Those measures would “minimise the risk” of irrigation and provide a “clear net benefit” to tororaro and associated plant and animal species, Usher wrote.
However, ECan’s science team leader of environmental science and hazards, Philip Grove – whose advice was dismissed over irrigation consents for a big Mackenzie Basin dairy farm – disagreed. He wrote: “I do not believe that the measures proposed to avoid or ‘minimise’ potential edge effects are adequate, and I consider that further site-specific information on both the risks and efficacy of proposed mitigation is required.”
In particular, he thought a proposed 30-metre setback from the coastal boundary wasn’t big enough. He noted there were no setbacks offered for other dryland habitats adjoining the irrigated areas.

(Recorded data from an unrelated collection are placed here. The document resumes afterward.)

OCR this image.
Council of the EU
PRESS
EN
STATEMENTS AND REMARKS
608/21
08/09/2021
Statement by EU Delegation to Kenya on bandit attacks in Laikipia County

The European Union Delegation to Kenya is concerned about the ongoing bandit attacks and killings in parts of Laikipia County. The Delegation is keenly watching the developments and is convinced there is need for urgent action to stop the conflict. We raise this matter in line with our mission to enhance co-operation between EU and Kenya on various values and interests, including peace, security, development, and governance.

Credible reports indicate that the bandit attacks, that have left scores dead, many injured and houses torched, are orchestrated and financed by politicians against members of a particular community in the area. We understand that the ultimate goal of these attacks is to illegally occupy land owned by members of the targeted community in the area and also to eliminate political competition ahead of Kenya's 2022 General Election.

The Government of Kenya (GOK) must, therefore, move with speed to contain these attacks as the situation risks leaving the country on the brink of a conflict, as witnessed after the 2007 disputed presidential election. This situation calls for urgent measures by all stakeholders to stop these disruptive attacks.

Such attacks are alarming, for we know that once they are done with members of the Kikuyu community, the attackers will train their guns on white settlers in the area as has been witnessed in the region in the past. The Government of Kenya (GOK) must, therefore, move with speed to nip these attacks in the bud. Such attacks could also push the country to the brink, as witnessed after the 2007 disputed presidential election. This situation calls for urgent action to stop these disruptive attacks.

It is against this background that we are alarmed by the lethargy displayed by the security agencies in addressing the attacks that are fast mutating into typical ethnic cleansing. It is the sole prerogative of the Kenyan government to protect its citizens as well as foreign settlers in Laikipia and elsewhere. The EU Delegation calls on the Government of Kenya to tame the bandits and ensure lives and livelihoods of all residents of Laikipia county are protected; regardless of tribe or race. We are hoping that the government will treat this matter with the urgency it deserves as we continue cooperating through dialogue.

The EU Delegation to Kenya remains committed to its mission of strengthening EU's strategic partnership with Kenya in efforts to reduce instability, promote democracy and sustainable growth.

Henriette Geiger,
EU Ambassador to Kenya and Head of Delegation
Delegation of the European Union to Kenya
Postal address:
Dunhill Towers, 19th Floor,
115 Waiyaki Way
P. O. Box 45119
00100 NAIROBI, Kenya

An ECan panel, which granted consent, suggested a suite of conditions, including a baseline survey, follow-up surveys, a minimum of 50m setbacks in some areas – and 30m and 10m in other areas. It also wanted Wongan Hills to establish a continuous, five-metre-wide buffer of locally sourced plants, including tororaro, “to provide visual and ecological buffering”.
A cultural impact assessment was required by the Taumutu and Wairewa rūnanga. Consent conditions can be reviewed if adverse effects arise from spray irrigation drift.
Promise to re-invest profits
Thomas says Kaitorete is a “wonderful, dry environment” to winter sheep and beef cattle.
“The key driver to our land purchase down there was to get our wintering of stock out of the heavy soils in the Kaituna and Prices Valley floors, which has been a weakness of our business.”
His family’s commitment to the environment includes a QEII covenant in Prices Valley established in 1987. Thomas says: “We can always do more and we will do more – our biggest challenge is remaining profitable so we can reinvest profits into fencing off more bush, planting waterways, etc, to improve biodiversity.”
Having to pay fines to ECan doesn’t help. But it’s probably a veritable drop in a paddock compared with the thousands of dollars spent on well infrastructure, pivot irrigators, and the bevy of consultants needed for consent applications.